MICs distribution of M. bovis isolates

The 23S rRNA gene sequences of susceptible strains and resistance strains were analyzed (Table 3). The macrolide-resistant strains only had one mutation type, an A2058G substitution in domain V in the rrnA operon of the 23S rRNA. None of the macrolide-resistant strains contained substitutions in the rrnB operon. Additionally, there were no significant differences in domain II of L4 or L22 ribosomal proteins between resistant and susceptibl isolates.
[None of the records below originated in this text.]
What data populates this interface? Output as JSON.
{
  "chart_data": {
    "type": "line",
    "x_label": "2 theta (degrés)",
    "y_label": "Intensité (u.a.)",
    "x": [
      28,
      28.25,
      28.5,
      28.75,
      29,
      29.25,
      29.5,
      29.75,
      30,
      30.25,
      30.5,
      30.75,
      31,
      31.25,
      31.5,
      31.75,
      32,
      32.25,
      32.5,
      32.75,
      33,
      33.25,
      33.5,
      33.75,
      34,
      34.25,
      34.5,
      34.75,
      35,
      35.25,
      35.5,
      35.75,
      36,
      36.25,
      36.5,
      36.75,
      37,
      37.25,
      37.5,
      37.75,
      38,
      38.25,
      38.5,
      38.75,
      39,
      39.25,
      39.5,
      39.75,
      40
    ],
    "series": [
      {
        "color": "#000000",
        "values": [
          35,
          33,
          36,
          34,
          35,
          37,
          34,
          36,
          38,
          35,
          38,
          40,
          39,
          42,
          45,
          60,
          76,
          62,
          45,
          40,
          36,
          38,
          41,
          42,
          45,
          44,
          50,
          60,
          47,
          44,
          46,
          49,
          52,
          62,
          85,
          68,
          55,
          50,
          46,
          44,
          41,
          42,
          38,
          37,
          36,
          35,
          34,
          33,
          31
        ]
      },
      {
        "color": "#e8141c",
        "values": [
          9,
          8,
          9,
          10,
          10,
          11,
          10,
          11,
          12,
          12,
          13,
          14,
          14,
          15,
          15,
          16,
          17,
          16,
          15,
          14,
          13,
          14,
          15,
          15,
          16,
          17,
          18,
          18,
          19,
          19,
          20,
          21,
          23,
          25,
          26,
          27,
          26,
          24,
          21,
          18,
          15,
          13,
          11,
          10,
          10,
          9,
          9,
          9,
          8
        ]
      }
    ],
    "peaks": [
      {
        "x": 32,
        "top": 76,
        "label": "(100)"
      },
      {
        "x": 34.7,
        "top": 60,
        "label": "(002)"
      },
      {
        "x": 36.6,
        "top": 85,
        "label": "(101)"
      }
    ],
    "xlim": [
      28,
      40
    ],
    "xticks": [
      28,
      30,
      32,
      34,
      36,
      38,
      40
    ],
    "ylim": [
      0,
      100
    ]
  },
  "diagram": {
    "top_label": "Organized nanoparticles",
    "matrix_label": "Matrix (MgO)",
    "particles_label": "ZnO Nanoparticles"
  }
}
The A2058G substitution in domain V was the most prevalent substitution in our study and a previous study [8], and this single mutation may play an important role in the resistance of M. bovis strains to macrolides. However, other point mutations were found in previous studies in one or two domains of 23SrRNA, including G748A, C752T, A2059G and A2059C, which can reduce the sensitivity of M. bovis to tylosin and tilmicosin. Differences in the genotypes of different M. bovis strains may be due to differences in their evolutionary courses in different countries or to the development of different resistance mechanisms. Our results indicate that the values of erythromycin and azithromycin were not decreased in the presence of CCCP (32 µg/ml and 64 µg/ml for both antibiotics, respectively) or verapamil (64 µg/ml and 128 µg/ml, respectively) in highly resistant strains, and Chinese macrolide-resistant strains were negative for antibiotic efflux. Whether M. bovis strains have other resistance mechanisms should be investigated further in future studies.

Table 3.

Molecular characterization of macrolides-resistant M. bovis field isolates

Isolate types	No. of isolates	23S rRNA	23S rRNA	23S rRNA	23S rRNA	L4	L22
		Domain II rrnA	Domain V rrnA	Domain II rrnB	Domain V rrnB	ribosomal protein	ribosomal protein
resistant isolates	13	None	A2058G	None	None	None	None
susceptible isolates	19	None	None	None	None	None	None

This is the first report of systematic monitoring of antibiotic susceptibility of M. bovis in China. We believe that studies should be performed to evaluate changes in MIC values and genetic mutations to determine the prevalence of M. bovis strains that are resistant to different antimicrobials.